Archive for the ‘women’s progress in US’ Tag

MY GRATITUDE DETOUR   7 comments

I have my personal gratitude list ready – well, in progress. I’m not sure it will ever come to an end. But listening to an interview with a woman at the Democratic convention yesterday, I was moved to celebrate the changes that I’ve seen in my lifetime relative to the position of women in the United States. So, here’s a list. (No doubt I’m off on time-line, and I’m open to other comments and corrections.)

First, not in my lifetime, but in my mother’s. She had already given birth to my big brother before she was allowed to vote.

  • When my daughter was 13 in the area of New Haven, Connecticut, she was ready to graduate from her Pediatrician to a “grown-up” doctor. She wanted a woman, but there were no women doctors available. Women were not allowed to do residencies at the hospitals there. In fact, I remember how excited some of my own women clients were when women physicians finally became available.
  • Mail carriers were called “Mailmen” because they were all men.
  • Firefighters were called “Firemen” because they were all men.
  • Police officers were called “Policemen” because they were all men.
  • Lawyers were men. The fear was that women entering the profession would reduce the incomes. I think maybe that was proved true. (Se 58% below)
  • Accountants were men. See above.
  • Nurses were women. Some longed for men to enter the profession to raise incomes. (see 58% below.) I believe that has happened.

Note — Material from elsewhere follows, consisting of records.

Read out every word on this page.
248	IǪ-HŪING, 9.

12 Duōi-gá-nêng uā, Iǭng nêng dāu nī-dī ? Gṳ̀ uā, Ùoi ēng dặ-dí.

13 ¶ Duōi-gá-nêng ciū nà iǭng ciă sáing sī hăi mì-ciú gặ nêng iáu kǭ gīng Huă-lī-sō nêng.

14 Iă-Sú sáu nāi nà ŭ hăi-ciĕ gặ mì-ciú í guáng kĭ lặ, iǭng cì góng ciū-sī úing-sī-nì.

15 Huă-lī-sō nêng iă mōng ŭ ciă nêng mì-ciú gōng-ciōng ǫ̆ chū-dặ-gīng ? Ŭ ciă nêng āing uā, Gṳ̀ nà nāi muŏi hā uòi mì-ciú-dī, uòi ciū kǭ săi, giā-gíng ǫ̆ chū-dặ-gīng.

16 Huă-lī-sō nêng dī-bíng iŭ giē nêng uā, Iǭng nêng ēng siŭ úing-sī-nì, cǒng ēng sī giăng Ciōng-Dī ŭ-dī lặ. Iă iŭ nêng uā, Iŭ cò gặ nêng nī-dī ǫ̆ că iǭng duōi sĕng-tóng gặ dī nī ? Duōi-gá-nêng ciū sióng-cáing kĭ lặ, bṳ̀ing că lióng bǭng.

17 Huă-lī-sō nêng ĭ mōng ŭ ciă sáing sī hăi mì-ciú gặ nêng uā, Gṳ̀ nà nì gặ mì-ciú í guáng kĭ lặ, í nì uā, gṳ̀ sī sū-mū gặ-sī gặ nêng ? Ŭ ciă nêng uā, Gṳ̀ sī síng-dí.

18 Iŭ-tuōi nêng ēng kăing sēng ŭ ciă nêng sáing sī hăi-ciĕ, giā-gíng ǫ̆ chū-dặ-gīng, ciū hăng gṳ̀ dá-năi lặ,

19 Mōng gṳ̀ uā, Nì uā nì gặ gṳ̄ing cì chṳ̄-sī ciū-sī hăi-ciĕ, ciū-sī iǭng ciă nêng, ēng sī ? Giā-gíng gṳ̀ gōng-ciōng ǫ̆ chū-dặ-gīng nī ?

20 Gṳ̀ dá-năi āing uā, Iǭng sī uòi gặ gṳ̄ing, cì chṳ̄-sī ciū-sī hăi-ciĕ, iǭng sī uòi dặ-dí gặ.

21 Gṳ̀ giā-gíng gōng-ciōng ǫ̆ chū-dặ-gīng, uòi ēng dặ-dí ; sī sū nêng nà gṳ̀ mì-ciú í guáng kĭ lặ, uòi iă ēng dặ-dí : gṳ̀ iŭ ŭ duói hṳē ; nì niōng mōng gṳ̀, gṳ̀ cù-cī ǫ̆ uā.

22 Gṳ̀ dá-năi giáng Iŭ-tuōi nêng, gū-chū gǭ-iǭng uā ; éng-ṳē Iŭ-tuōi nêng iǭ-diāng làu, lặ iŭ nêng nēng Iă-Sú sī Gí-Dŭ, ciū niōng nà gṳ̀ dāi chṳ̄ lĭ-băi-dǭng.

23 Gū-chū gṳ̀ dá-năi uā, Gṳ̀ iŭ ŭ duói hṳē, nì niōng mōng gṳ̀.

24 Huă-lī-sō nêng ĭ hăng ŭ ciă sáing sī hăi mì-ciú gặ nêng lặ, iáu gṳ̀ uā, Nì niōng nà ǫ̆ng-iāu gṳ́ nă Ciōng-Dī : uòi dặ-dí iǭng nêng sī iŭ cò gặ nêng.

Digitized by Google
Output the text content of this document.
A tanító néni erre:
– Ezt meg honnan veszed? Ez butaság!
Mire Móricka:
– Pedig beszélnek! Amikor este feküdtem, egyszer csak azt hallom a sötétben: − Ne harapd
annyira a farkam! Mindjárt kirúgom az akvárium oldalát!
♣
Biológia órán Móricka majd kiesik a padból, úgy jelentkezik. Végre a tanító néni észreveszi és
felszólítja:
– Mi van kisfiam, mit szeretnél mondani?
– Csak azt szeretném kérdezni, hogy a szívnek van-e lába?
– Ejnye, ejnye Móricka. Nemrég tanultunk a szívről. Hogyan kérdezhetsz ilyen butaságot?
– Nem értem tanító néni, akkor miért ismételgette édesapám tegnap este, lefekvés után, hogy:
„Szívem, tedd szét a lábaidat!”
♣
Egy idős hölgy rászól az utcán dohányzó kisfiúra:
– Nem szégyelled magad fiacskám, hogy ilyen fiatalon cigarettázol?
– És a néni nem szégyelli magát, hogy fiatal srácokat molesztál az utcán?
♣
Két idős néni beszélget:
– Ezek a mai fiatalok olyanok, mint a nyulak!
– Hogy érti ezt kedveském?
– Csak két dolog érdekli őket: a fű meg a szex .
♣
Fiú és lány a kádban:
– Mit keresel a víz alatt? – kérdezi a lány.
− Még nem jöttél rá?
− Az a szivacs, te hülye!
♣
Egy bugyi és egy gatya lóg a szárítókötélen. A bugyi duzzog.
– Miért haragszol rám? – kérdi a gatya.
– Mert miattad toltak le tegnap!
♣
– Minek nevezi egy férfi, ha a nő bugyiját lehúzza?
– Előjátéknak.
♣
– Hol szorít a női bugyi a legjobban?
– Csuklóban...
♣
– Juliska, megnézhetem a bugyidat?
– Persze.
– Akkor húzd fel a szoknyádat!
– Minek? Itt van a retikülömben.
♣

Some will tell you the profession has changed.
  • Bank tellers were all men, unless they were women training the men for higher positons.
  • One of our SCSU graduates (more than one, I’m sure) had to leave her job as a teacher when her pregnancy began to show.

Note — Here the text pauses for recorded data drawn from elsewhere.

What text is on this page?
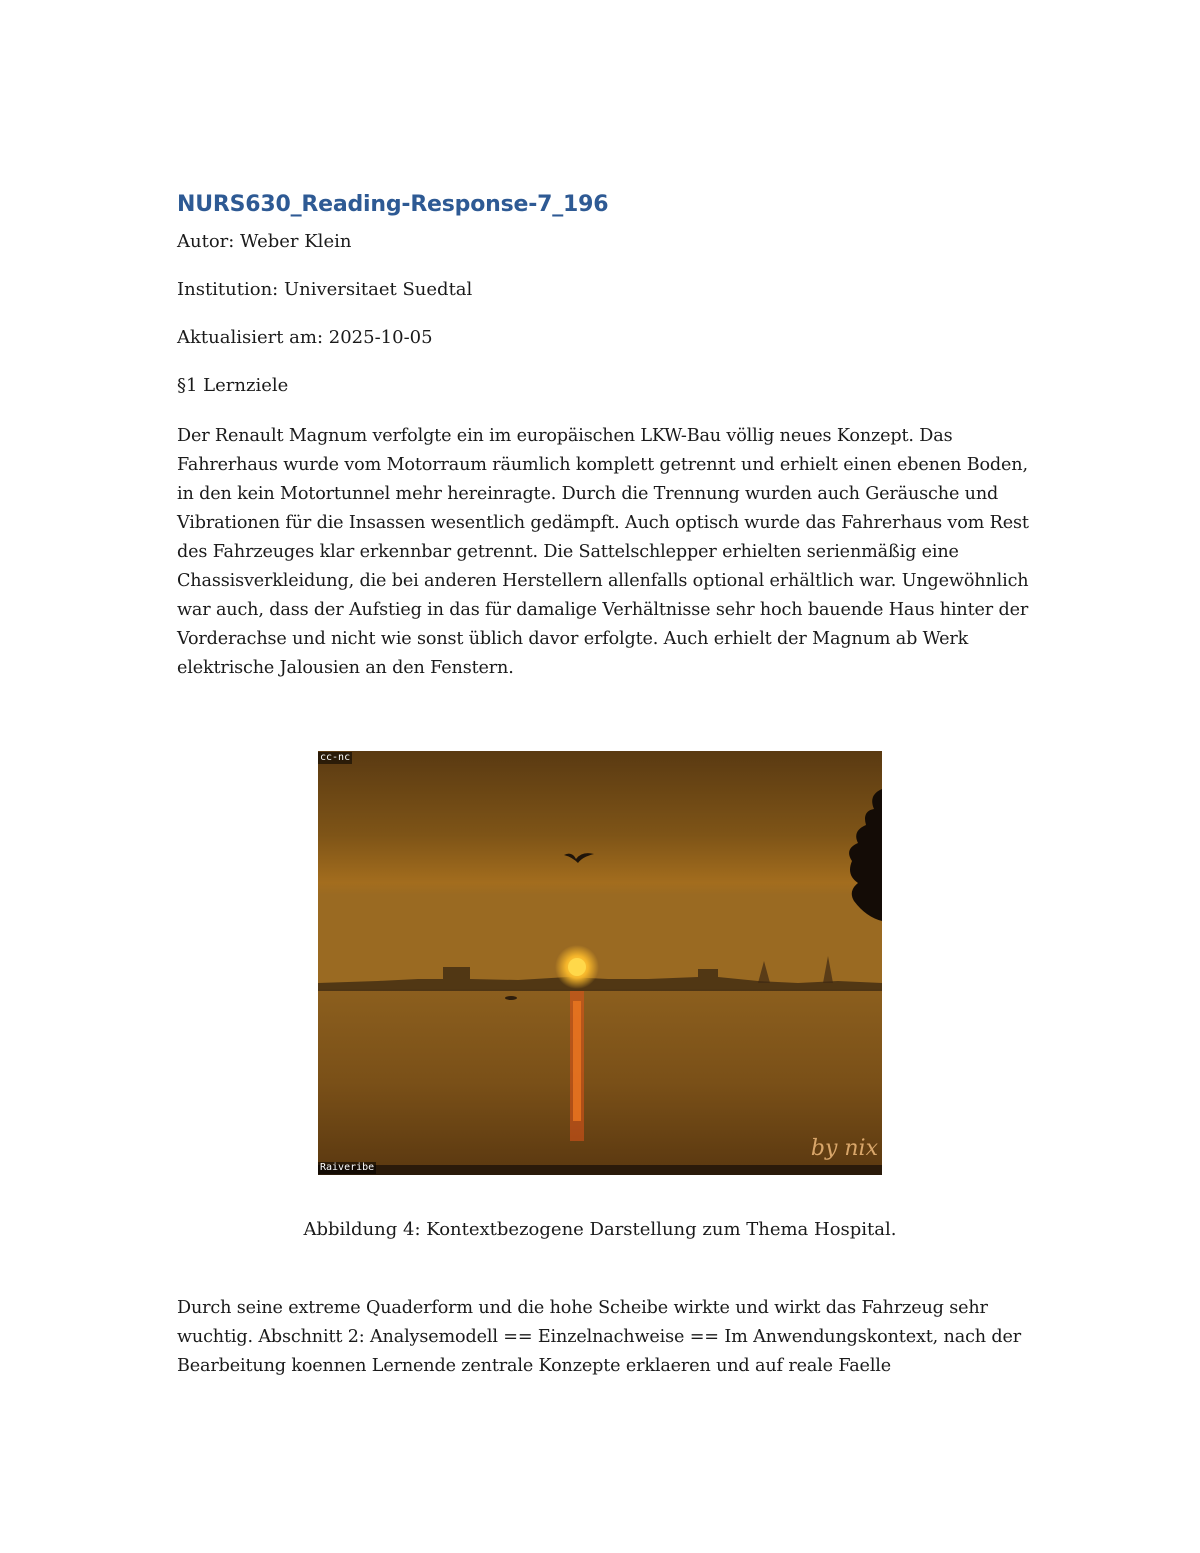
NURS630_Reading-Response-7_196

Autor: Weber Klein

Institution: Universitaet Suedtal

Aktualisiert am: 2025-10-05

§1 Lernziele

Der Renault Magnum verfolgte ein im europäischen LKW-Bau völlig neues Konzept. Das Fahrerhaus wurde vom Motorraum räumlich komplett getrennt und erhielt einen ebenen Boden, in den kein Motortunnel mehr hereinragte. Durch die Trennung wurden auch Geräusche und Vibrationen für die Insassen wesentlich gedämpft. Auch optisch wurde das Fahrerhaus vom Rest des Fahrzeuges klar erkennbar getrennt. Die Sattelschlepper erhielten serienmäßig eine Chassisverkleidung, die bei anderen Herstellern allenfalls optional erhältlich war. Ungewöhnlich war auch, dass der Aufstieg in das für damalige Verhältnisse sehr hoch bauende Haus hinter der Vorderachse und nicht wie sonst üblich davor erfolgte. Auch erhielt der Magnum ab Werk elektrische Jalousien an den Fenstern.

cc-nc
by nix
Raiveribe

Abbildung 4: Kontextbezogene Darstellung zum Thema Hospital.

Durch seine extreme Quaderform und die hohe Scheibe wirkte und wirkt das Fahrzeug sehr wuchtig. Abschnitt 2: Analysemodell == Einzelnachweise == Im Anwendungskontext, nach der Bearbeitung koennen Lernende zentrale Konzepte erklaeren und auf reale Faelle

  • Women newspaper reporters were pretty much confined to the “Women’s Pages.”
  • When I had just received my PhD, I was interviewed for the New Haven Register because I was president of our local Lutheran Church Women. They published a photo of me with something I had cooked. Though I was proud enough of my academic accomplishment to mention it more than once, that fact was not included in the description of my important activities.
  • I believe there were no women TV anchors. If there were, they were so rare that I didn’t see them. Why? Women’s voices were “too weak—wouldn’t represent authenticity and power.”

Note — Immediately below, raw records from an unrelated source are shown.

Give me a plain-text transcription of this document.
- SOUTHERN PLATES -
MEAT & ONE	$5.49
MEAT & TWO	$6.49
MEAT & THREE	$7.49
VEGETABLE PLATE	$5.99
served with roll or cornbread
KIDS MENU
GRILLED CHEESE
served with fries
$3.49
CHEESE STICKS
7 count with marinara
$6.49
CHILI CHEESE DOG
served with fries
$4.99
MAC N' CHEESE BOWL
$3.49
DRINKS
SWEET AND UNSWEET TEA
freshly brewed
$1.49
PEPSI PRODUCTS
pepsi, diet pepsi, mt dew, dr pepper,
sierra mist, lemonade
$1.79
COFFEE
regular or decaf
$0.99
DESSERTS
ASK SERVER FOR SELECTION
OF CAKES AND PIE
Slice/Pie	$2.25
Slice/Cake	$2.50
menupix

  • Women radio reporters were extremely rare, if any. Why? See above.
  • Women foreign correspondents were next to none, if any. Why? See above, and below.
  • Then there was Ella Grasso who served as the 83rd Governor of Connecticut from 1975 to 1980. She was the first woman to be elected governor of a U.S. state without having been married to a former governor. Letters to the editor during her campaign were filled with fears that she would be irrational during that “certain time of the month,” or permanently disabled if and when she was menopausal.
  • Women generally could not own property in their own names. When I became single after 20 years of marriage and went looking to buy a house, the gentleman agent took me to a few highly undesirable places, telling me I couldn’t expect much more as an unmarried woman. I changed real estate agents.
  • Most libraries at the time wouldn’t give a married woman a card in her own name, requiring her to have one in her husband’s name.
  • When my marriage ended in 1976, most businesses were willing to give me a credit card in my own name since I was now single, but J.C. Penney refused. I haven’t done much shopping there since.
  • Women’s income was 58% of men’s.
  • There were some interesting side effects as businesses and government acted to bring about some balance. When I was first employed at SCSU there was an imbalance in favor of women who could retire at age 50, while men had to wait until they were 55. Balance was finally achieved when the retirement age for women was raised to 55.
  • And there was the decision by the Southern New England Telephone Company to open all jobs to both men and women. Only a few women immediately applied for the higher-paying pole-climbing jobs, but many were the folks who were surprised to hear a man’s voice saying, “Operator.” (That’s the old days with old fashioned phone service in case you don’t remember.)
  • While office managers struggled to remember that middle-aged women were not “girls,” cigarette makers opined, “You’ve come a long way baby.”
  • I suspect and hope there will be additions in the comments on this posting – as well as corrections.
  • One almost final note: When I had completed everything toward my Ph.D. at Boston University and was working on my dissertation, I moved back to Connecticut with my new husband. One of my professors gave me a letter of introduction to a researcher at Yale. I was granted an interview. Not having heard back from him for a while, I called to inquire and was told the Secretary’s job had been filled.
  • One final note. I wasn’t aware that there was anything wrong with many of these factoids. The fish is the last one to notice she’s swimming in water.
  • The hook in the mouth once one gets to see the water may be painful, but certainly the changes that have been made for women over the span of a few decades are causes for gratitude.
  • p.s. I’m grateful for amazon.com who got a new charger to me by overnight delivery.